[I]mmigration regulation of this sort has been a part of our laws for more than a century, and is based on legal theories that predate the founding of the republic.
The administration’s policy shifts the guidelines slightly, but remains well within the historical mainstream. Our theory of immigration law has not changed; our ideas about work and the welfare state have.
From the beginning of America’s colonial period, the colonies’ governments were concerned about the arrival of immigrants from Europe who were not able to support themselves. While the colonies craved immigrants, they knew the people they needed were those who would build the new societies being created on these shores.

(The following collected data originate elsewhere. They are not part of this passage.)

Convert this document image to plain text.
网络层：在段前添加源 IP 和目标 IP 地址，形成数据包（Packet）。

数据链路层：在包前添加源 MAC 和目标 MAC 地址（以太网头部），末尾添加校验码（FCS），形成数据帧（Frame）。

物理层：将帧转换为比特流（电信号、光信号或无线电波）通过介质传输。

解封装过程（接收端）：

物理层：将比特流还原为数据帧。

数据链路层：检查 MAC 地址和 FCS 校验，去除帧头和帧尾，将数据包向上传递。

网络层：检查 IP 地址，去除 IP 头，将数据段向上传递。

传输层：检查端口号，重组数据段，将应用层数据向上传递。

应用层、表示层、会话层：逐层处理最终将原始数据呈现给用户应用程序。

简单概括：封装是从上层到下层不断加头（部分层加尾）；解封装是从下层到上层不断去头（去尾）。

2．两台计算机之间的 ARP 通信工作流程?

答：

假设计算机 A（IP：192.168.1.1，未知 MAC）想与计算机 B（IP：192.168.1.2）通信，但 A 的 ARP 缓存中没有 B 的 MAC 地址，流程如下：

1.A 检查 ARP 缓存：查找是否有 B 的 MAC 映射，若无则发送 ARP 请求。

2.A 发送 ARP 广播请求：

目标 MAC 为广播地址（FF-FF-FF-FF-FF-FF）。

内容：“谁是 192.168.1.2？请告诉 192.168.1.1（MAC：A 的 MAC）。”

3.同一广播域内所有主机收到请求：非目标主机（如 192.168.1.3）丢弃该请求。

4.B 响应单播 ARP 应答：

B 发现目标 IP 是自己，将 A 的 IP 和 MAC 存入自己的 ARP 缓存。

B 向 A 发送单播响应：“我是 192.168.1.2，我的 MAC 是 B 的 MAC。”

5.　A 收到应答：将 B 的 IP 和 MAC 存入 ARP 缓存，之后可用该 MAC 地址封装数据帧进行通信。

This was contrary to the will of the British Crown, which saw America as a convenient dumping ground for the poor, the criminal, and anyone else seen by high society as a problem. …
… Immigrants come to America looking to work. Supporters of immigration often say—correctly—that legal immigrants to the United States are less likely to commit crimes and more likely to have jobs compared to the average American. The proposed regulations would not change this. Economic migrants who are capable of supporting themselves should be welcomed, the same as they were before.
The American system of encouraging work is objectively good. Industry is virtuous for its own sake, and all people should consider it ideal that those who can support themselves should. Most immigrants will agree with this point. They don’t come here to get benefits, they come here to make a better life through hard work. That was true before and remains true today.